The most rewarding piece of these experiments is that customers are returning and placing new orders for the coming growing season. After many years doing start ups, I can honestly say you can't fake this customer-reordering piece. It happens, or it doesn't.

I am convinced by the evidence that we need these new small processing facilities and they can be operated profitably and sustainably. I am convinced these facilities can act independently and collaboratively. I am convinced we can grow this collaborative network wisely and in ways that can help the emerging food crisis in positive ways and in ways that can be widely replicated.

We will need help from partners in the marketplace, in government and in NGOs to help run these experiments.

We need change. We need new approaches. Our experiments starting in Southwest Wisconsin will make a contribution to the bigger debate worldwide.

As the Business Week article closed out, we have little choice but to act:

"Civilization has faced down pandemics and world wars—and has emerged stronger for having met the test. The current series of droughts and floods are not simply wreaking havoc on food supplies. They're harbingers of life in a hotter and more chaotic climate. Could hunger, and the threat to power that accompanies it, be what finally forces political leaders to act?"

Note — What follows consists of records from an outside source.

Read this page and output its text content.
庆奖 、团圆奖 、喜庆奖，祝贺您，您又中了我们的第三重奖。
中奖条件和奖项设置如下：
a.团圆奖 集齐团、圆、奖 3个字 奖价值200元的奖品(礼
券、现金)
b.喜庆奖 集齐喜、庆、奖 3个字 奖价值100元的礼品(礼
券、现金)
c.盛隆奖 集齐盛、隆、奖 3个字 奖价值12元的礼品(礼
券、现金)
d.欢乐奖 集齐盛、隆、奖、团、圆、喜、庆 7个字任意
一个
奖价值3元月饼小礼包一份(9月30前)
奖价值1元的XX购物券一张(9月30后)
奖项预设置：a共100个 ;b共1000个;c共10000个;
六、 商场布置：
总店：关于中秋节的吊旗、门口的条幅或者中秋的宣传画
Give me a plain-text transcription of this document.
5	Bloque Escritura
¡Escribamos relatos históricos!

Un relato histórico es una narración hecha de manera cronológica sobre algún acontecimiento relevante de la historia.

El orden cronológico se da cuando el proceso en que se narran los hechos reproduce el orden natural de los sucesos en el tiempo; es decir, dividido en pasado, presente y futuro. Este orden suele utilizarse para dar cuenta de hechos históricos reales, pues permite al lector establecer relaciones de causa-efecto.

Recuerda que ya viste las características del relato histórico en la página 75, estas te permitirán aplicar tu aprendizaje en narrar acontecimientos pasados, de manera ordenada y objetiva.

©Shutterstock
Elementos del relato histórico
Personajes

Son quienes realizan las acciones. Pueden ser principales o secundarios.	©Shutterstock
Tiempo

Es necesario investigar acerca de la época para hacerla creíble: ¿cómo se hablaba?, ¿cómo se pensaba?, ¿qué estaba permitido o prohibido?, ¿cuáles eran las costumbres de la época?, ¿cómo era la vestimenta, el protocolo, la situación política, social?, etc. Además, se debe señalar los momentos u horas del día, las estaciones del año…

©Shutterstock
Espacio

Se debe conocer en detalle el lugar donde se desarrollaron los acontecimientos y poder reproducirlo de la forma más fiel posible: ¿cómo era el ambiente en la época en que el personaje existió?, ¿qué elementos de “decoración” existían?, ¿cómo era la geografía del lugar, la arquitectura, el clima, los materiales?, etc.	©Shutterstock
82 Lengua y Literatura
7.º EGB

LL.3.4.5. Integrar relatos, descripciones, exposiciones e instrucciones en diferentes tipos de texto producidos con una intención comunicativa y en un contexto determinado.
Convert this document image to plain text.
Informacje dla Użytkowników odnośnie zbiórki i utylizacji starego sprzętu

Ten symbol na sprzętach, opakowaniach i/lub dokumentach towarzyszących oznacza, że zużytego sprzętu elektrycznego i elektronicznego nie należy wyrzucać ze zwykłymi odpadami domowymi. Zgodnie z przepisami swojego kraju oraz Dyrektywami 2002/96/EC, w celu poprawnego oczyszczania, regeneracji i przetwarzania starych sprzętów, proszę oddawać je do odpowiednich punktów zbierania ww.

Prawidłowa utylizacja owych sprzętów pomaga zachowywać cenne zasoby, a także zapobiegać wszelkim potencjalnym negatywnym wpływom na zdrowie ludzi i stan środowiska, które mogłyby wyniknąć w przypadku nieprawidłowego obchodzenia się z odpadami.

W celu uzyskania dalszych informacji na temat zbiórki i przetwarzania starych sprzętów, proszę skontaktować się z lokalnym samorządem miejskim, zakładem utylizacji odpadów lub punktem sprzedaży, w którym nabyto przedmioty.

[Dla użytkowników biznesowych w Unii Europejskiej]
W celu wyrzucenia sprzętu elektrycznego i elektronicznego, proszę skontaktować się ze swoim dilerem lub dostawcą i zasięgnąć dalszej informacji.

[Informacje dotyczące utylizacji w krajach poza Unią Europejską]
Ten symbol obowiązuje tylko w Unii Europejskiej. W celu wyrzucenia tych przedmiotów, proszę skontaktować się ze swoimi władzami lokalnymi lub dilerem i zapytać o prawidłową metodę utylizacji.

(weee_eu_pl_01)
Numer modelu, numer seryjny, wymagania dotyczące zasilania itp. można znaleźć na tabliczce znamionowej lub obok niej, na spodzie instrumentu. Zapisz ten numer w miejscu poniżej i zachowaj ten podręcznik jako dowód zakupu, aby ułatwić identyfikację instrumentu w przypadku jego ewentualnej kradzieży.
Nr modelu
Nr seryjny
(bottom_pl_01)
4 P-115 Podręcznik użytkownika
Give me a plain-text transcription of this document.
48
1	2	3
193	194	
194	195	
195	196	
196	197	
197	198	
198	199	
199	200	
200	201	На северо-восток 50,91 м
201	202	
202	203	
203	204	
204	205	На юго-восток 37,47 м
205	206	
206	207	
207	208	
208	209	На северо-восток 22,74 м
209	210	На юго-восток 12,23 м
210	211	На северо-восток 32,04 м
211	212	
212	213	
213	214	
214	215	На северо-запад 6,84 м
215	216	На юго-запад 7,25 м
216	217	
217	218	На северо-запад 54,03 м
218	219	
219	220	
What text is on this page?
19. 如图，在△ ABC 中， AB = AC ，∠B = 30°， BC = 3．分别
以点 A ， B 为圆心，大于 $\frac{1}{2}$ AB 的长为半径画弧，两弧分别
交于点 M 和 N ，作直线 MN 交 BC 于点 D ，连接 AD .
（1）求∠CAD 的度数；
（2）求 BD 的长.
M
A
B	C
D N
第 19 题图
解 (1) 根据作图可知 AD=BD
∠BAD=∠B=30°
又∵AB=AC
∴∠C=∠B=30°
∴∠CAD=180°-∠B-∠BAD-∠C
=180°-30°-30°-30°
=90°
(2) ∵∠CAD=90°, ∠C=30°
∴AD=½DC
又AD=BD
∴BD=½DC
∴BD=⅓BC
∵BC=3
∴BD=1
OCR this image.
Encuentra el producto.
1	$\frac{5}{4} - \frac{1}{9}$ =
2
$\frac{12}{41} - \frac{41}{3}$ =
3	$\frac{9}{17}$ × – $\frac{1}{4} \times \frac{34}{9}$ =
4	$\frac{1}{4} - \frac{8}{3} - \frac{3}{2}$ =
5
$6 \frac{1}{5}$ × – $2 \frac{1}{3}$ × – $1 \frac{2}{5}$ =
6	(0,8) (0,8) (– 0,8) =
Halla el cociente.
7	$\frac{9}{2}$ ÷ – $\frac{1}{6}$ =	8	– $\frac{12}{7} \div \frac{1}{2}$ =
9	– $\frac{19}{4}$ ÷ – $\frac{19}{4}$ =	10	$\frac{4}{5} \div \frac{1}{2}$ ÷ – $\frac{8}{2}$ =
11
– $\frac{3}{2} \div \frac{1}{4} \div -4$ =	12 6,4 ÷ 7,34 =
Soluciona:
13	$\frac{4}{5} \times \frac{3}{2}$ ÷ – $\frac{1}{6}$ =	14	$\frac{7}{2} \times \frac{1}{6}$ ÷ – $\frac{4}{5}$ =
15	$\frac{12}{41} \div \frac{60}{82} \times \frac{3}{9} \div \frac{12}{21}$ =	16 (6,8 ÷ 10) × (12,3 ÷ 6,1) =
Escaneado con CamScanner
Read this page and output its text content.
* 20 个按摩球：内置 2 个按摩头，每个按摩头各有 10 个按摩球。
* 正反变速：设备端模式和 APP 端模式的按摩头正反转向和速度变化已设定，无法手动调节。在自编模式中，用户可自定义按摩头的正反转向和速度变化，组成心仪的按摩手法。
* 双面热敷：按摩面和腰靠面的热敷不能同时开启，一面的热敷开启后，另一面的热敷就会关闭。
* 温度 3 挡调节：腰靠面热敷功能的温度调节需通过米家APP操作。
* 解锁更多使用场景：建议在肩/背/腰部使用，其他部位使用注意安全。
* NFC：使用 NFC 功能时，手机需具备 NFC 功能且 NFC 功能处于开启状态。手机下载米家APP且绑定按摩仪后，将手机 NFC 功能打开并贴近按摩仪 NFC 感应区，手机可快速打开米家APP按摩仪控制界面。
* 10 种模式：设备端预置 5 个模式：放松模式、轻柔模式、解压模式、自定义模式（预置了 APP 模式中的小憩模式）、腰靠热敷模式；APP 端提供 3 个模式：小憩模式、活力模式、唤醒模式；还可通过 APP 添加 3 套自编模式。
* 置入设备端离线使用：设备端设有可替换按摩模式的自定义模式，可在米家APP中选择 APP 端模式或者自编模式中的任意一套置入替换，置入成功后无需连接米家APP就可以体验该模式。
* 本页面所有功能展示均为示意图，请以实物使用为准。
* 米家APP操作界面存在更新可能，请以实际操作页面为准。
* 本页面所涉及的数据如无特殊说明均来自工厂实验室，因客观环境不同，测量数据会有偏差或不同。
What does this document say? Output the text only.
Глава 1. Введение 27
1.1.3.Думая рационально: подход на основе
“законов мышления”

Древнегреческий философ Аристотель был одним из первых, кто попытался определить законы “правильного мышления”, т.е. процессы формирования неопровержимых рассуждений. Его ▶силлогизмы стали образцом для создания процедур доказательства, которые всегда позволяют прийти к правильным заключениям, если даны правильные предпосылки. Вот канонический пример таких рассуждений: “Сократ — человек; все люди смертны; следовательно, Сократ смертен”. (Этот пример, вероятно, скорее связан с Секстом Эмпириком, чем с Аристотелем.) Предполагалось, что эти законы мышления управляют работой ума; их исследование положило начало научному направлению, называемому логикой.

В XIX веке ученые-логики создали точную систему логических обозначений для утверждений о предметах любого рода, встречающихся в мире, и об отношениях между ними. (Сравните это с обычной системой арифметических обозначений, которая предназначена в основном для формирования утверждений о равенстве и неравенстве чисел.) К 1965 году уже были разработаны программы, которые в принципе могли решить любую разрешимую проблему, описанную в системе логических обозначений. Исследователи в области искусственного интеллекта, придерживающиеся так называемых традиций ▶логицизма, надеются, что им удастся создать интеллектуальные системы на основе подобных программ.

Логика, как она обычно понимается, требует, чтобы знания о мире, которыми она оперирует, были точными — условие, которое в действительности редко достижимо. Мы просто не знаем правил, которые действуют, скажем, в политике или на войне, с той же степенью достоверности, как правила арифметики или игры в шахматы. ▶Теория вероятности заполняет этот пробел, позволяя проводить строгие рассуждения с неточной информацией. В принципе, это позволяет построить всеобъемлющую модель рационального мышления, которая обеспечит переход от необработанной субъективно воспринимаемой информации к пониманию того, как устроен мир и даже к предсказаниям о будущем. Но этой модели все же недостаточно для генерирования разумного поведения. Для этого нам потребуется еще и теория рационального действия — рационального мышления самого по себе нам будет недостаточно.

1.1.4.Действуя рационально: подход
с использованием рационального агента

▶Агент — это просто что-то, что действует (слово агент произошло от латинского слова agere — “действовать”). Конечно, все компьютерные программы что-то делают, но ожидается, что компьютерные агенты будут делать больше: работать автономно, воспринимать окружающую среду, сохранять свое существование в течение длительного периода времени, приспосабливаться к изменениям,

Now is the time to launch smart, new experiments in food and energy efficiency. Not everything will work, but if we don't find what does, nothing else will.


Wisconsin Innovation Kitchen

"Hungry for a solution to rising food prices." By Eric Pooley and Philip Revzin in Bloomberg Business Week, Feb. 21, 2011

2 comments:

Anonymous said...

Hi,

I have a question for the webmaster/admin here at blog.sustainablework.com.

Can I use some of the information from your blog post right above if I provide a backlink back to this site?

Thanks,
Oliver

Rick Terrien said...

Yes. Feel free to use this information.